Carol Johnson’s Tapestries–Buildings and Landscapes

The final wall of “Scandinavian Tapestry Treasures from the Collection of Carol Johnson,” features outdoor scenes, buildings and landscapes. The display is up at the Weavers Guild of Minnesota through April 12, 2019. Thanks again to Carol Johnson for sharing the fruits of her passion for obtaining Scandinavian textiles. You can read more about Carol came to own a houseful of textiles in “A Passionate Pursuit: Scandinavian Weavings from the Collection of Carol Johnson,” published in 2018 in The Norwegian Textile Letter.

This is the last of a series of posts to document the weavings in the tapestry exhibit for those who can’t make a trip to the Weavers Guild. Previous posts documented the tapestries in the people category, the floral category, the animals and abstracts category. and some boundweave Gubbatäcke weavings in the “other” category (post 1, post 2). Photos of all the walls are here.
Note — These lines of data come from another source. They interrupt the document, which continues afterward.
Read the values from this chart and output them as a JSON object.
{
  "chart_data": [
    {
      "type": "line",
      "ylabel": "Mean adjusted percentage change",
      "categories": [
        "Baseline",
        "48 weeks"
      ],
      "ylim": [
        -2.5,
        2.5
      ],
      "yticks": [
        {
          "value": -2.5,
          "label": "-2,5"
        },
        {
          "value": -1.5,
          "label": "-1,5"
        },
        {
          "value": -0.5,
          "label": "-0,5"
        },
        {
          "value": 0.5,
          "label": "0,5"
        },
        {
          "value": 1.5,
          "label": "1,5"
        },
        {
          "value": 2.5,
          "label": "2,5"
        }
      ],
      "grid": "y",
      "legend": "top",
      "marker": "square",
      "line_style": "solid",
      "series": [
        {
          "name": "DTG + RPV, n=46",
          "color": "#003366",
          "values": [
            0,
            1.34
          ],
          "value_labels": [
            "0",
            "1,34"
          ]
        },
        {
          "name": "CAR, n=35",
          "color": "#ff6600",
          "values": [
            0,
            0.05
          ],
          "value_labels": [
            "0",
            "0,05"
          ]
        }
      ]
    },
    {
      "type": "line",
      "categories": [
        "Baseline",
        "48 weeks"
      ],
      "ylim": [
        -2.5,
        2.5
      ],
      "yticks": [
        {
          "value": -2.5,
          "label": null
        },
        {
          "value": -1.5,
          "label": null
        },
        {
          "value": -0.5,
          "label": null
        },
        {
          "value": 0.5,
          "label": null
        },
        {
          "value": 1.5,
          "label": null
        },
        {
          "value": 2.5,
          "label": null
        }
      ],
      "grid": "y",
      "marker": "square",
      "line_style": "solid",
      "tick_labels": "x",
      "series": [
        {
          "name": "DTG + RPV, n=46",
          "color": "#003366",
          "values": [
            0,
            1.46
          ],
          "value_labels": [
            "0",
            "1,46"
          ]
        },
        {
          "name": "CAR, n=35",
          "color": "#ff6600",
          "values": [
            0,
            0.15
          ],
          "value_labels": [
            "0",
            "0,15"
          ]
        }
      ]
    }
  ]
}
One image should be familiar to many people, as it graces the cover of a well-known Swedish tapestry book that includes the pattern, Flamskvävnad: Flemish Weaving, by Ernst Fischer and Gertrud Ingers (Västeros: ICA Förlaget, 1961).

 

7.5″ x 6.5″, flamsk
This ship pattern was included  in Flemish Weaving: A Guild to Tapestry Technique by Gertrud Ingers. It is titled “Amanda II,” but the designer was not named. The colors are rich, and the image is abstract and modernist.  You might guess it was designed at the time of the book’s publication, 1971.
17 ” x 11″, flamsk

This boat tapestry was woven horizontally, with beautiful color blending accomplished in doubled wefts. When vertical lines appeared, the weaver used both interlocking (in the gray bands of the dock) and slits (on the top of the brown square on the boat and the roofs of the small buildings).

11.5″ x 10″, flamsk

I liked the way the weaver gave the look of vertical siding on the house with occasional, irregular stripes.

11.5″ x 9″, flamsk

“IP” was the weaver.  It was woven horizontally, with festive colors and lots of decorative pointed dovetail joins.

10.5″ x 7.5″, flamsk

This piece was woven in double-interlock rölakan technique. It might be just me, but it is a little too much like paint by number kits to be appealing.

23.5″ x 17.5″, rölakan

This landscape was woven vertically.

11.5″ x 13.5″, flamsk

This piece was woven in thick yarn, and is one of the few pieces in the collection with the ends tucked in on the back side; it is reversible. It was woven vertically, which is easy to see if you look at the interlocking joins on the tall tower and the sides of the houses.

13.5″ x 12″, flamsk

This image might be an immigrant ship–maybe it’s appropriate that Carol bought it and it came to the U.S.? It was woven horizontally, with long interlocked lines.

13.5″ x 15.5″, flamsk

It’s fun to examine the scale of the parts of this image–the boat, the cat, the seagull.

12″ x 13.5″, flamsk

Good night and good-bye with the starry evening image.  The tapestries will be up at the Weavers Guild until April 12.  Stop by if you have a chance.